Sistem Sekuler Kapitalis Menyuburkan Kekerasan Seksual Terhadap Anak
Dalam sistem sekuler (pemisahan agama dari kehidupan) tak dapat dielakkan bahwa keamanan manusia sangat minim termasuk pada anak dan perempuan. Sebab sistem ini salah satu asasnya adalah kebebasan individu. Kebebasan berekspresi, berpendapat dan berkepemilikan tanpa ada batasan yang jelas sehingga banyak seseorang yang mencari keuntungan walaupun melalui cara yang haram seperti prostitusi anak.

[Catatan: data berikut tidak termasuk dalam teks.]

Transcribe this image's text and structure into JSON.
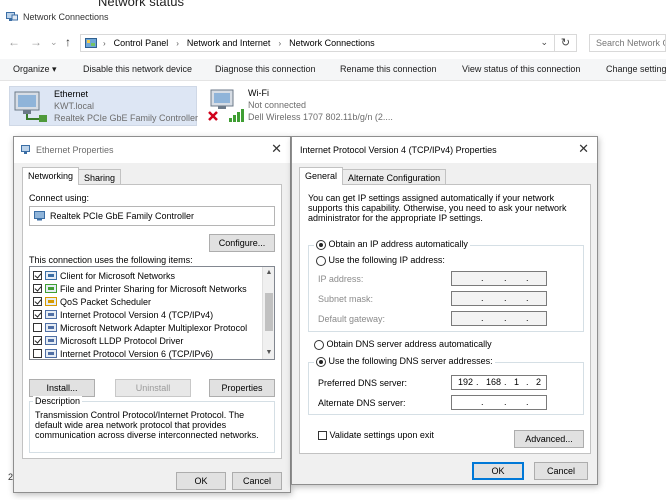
{
  "window": {
    "title_partial": "Network status",
    "title": "Network Connections"
  },
  "address": {
    "crumbs": [
      "Control Panel",
      "Network and Internet",
      "Network Connections"
    ],
    "search_placeholder": "Search Network C"
  },
  "commands": [
    "Organize",
    "Disable this network device",
    "Diagnose this connection",
    "Rename this connection",
    "View status of this connection",
    "Change setting"
  ],
  "adapters": [
    {
      "name": "Ethernet",
      "line2": "KWT.local",
      "line3": "Realtek PCIe GbE Family Controller"
    },
    {
      "name": "Wi-Fi",
      "line2": "Not connected",
      "line3": "Dell Wireless 1707 802.11b/g/n (2...."
    }
  ],
  "eth": {
    "title": "Ethernet Properties",
    "tabs": [
      "Networking",
      "Sharing"
    ],
    "connect_using": "Connect using:",
    "adapter": "Realtek PCIe GbE Family Controller",
    "configure": "Configure...",
    "items_label": "This connection uses the following items:",
    "items": [
      {
        "label": "Client for Microsoft Networks",
        "checked": true
      },
      {
        "label": "File and Printer Sharing for Microsoft Networks",
        "checked": true
      },
      {
        "label": "QoS Packet Scheduler",
        "checked": true
      },
      {
        "label": "Internet Protocol Version 4 (TCP/IPv4)",
        "checked": true
      },
      {
        "label": "Microsoft Network Adapter Multiplexor Protocol",
        "checked": false
      },
      {
        "label": "Microsoft LLDP Protocol Driver",
        "checked": true
      },
      {
        "label": "Internet Protocol Version 6 (TCP/IPv6)",
        "checked": false
      }
    ],
    "install": "Install...",
    "uninstall": "Uninstall",
    "properties": "Properties",
    "description_label": "Description",
    "description": "Transmission Control Protocol/Internet Protocol. The default wide area network protocol that provides communication across diverse interconnected networks.",
    "ok": "OK",
    "cancel": "Cancel"
  },
  "ipv4": {
    "title": "Internet Protocol Version 4 (TCP/IPv4) Properties",
    "tabs": [
      "General",
      "Alternate Configuration"
    ],
    "intro": "You can get IP settings assigned automatically if your network supports this capability. Otherwise, you need to ask your network administrator for the appropriate IP settings.",
    "obtain_ip": "Obtain an IP address automatically",
    "use_ip": "Use the following IP address:",
    "ip_address": "IP address:",
    "subnet_mask": "Subnet mask:",
    "default_gateway": "Default gateway:",
    "obtain_dns": "Obtain DNS server address automatically",
    "use_dns": "Use the following DNS server addresses:",
    "preferred_dns": "Preferred DNS server:",
    "preferred_dns_value": [
      "192",
      "168",
      "1",
      "2"
    ],
    "alternate_dns": "Alternate DNS server:",
    "validate": "Validate settings upon exit",
    "advanced": "Advanced...",
    "ok": "OK",
    "cancel": "Cancel"
  }
}
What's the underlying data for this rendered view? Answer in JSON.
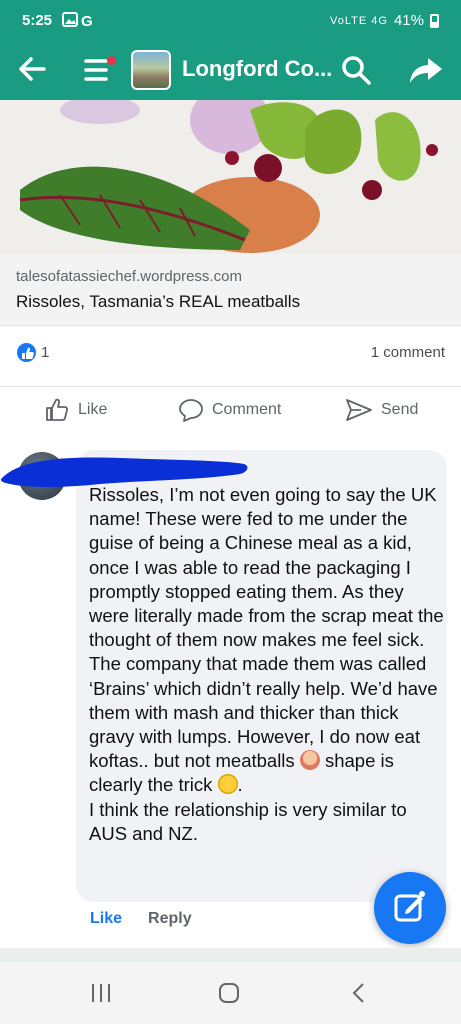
{
  "status_bar": {
    "time": "5:25",
    "left_icons": "gallery-icon google-icon",
    "network": "VoLTE 4G",
    "battery": "41%"
  },
  "app_bar": {
    "title": "Longford Co...",
    "accent": "#1a9c83",
    "notification_dot": "#e8334a"
  },
  "link_preview": {
    "domain": "talesofatassiechef.wordpress.com",
    "title": "Rissoles, Tasmania’s REAL meatballs"
  },
  "reactions": {
    "like_count": "1",
    "comment_count": "1 comment"
  },
  "actions": {
    "like": "Like",
    "comment": "Comment",
    "send": "Send"
  },
  "comment": {
    "text_1": "Rissoles, I’m not even going to say the UK name! These were fed to me under the guise of being a Chinese meal as a kid, once I was able to read the packaging I promptly stopped eating them. As they were literally made from the scrap meat the thought of them now makes me feel sick. The company that made them was called ‘Brains’ which didn’t really help. We’d have them with mash and thicker than thick gravy with lumps. However, I do now eat koftas.. but not meatballs ",
    "text_2": " shape is clearly the trick ",
    "text_3": ".\nI think the relationship is very similar to AUS and NZ.",
    "emoji_1": "woman-shrugging-emoji",
    "emoji_2": "laughing-emoji",
    "like_label": "Like",
    "reply_label": "Reply"
  },
  "colors": {
    "like_blue": "#1877f2",
    "bubble": "#f0f2f5"
  }
}
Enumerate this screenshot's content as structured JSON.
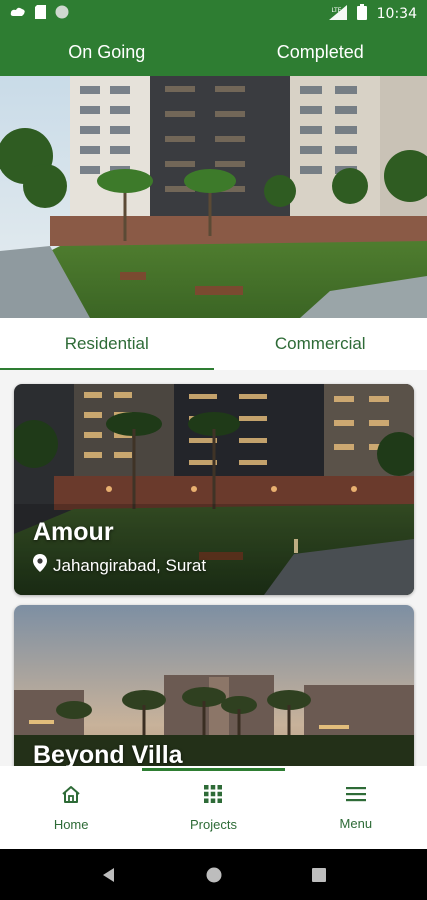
{
  "status_bar": {
    "time": "10:34",
    "left_icons": [
      "cloud-icon",
      "sim-icon",
      "circle-icon"
    ],
    "right_icons": [
      "signal-icon",
      "battery-icon"
    ]
  },
  "top_tabs": [
    {
      "label": "On Going",
      "active": true
    },
    {
      "label": "Completed",
      "active": false
    }
  ],
  "sub_tabs": [
    {
      "label": "Residential",
      "active": true
    },
    {
      "label": "Commercial",
      "active": false
    }
  ],
  "projects": [
    {
      "name": "Amour",
      "location": "Jahangirabad, Surat",
      "location_icon": "location-pin-icon"
    },
    {
      "name": "Beyond Villa"
    }
  ],
  "bottom_nav": [
    {
      "label": "Home",
      "icon": "home-icon",
      "active": false
    },
    {
      "label": "Projects",
      "icon": "grid-icon",
      "active": true
    },
    {
      "label": "Menu",
      "icon": "hamburger-menu-icon",
      "active": false
    }
  ],
  "system_nav": [
    "back-icon",
    "home-circle-icon",
    "recents-icon"
  ],
  "colors": {
    "brand_green": "#2e7d32",
    "label_green": "#2e6b37",
    "background": "#f4f4f4"
  }
}
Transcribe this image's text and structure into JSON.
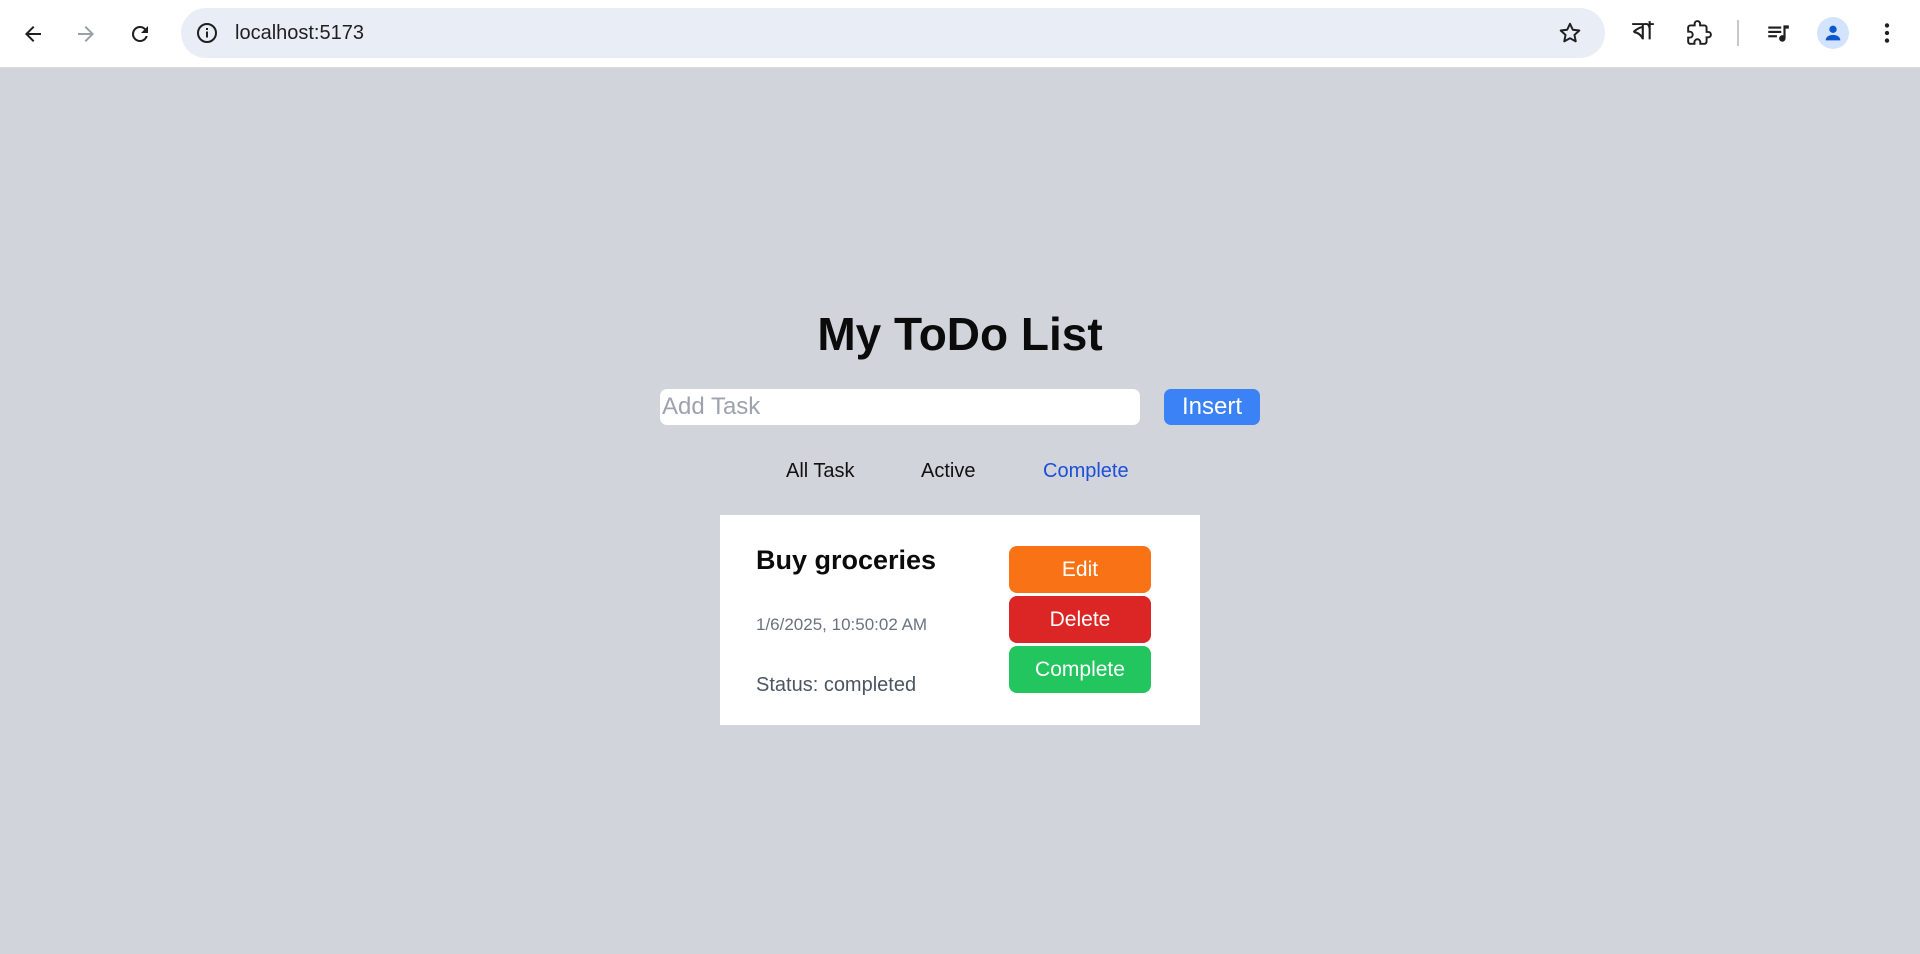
{
  "browser": {
    "url": "localhost:5173",
    "translate_glyph": "বা"
  },
  "app": {
    "title": "My ToDo List",
    "input_placeholder": "Add Task",
    "input_value": "",
    "insert_label": "Insert",
    "filters": [
      {
        "label": "All Task",
        "selected": false
      },
      {
        "label": "Active",
        "selected": false
      },
      {
        "label": "Complete",
        "selected": true
      }
    ],
    "tasks": [
      {
        "title": "Buy groceries",
        "date": "1/6/2025, 10:50:02 AM",
        "status": "Status: completed",
        "edit_label": "Edit",
        "delete_label": "Delete",
        "complete_label": "Complete"
      }
    ]
  },
  "colors": {
    "page_bg": "#d1d5db",
    "insert": "#3b82f6",
    "edit": "#f97316",
    "delete": "#dc2626",
    "complete": "#22c55e",
    "active_filter": "#1d4ed8"
  }
}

Media saat ini juga menjadikan industri pornografi sebagai jalan mendapatkan pundi-pundi rupiah, baik melalui platform media sosial dan situs-situs tersembunyi. Banyaknya tayangan pornografi maupun pornoaksi tentu memberikan rangsangan seksual pada siapapun yang melihatnya.
Akhirnya, para pecandu tontonan haram ini terlena dan ingin memenuhi tuntutan ghorizah nau’nya pada siapa pun termasuk anak-anak. Inilah yang terjadi bagi pelaku yanh harusnya menjadi pelindung dan pengayom masyarakat justru mereka lah yang melakukan tindak kekerasan seksual.
Dari data Kemen PPA disebutkan pada tahun 2022, angka kasus kekerasan seksual pada anak mencapai 9.588 kasus, meningkat dari tahun sebelumnya 4.162 kasus. Adapun pada tahun 2023, merujuk catatan Federasi Serikat Guru Indonesia (FSGI), telah terjadi 15 kasus kekerasan seksual ditingkat sekolah mulai SD hingga SMA dengan jumlah korban mencapai 124 anak dan remaja untuk periode Januari-April 2023 saja (Dpr.go.id/5/6/2023).
Sistem Pendidikan Sekuler
Pendidikan dalam sistem sekuler saat ini hanya fokus pada angka dan pencapaian akademik, yang menghasilkan orang-orang abai terhadap agama. Tak ada pembentukan karakter yang benar, yakni syakhsiyah Islam (kepribadian Islam) untuk mengokohkan karakter generasi.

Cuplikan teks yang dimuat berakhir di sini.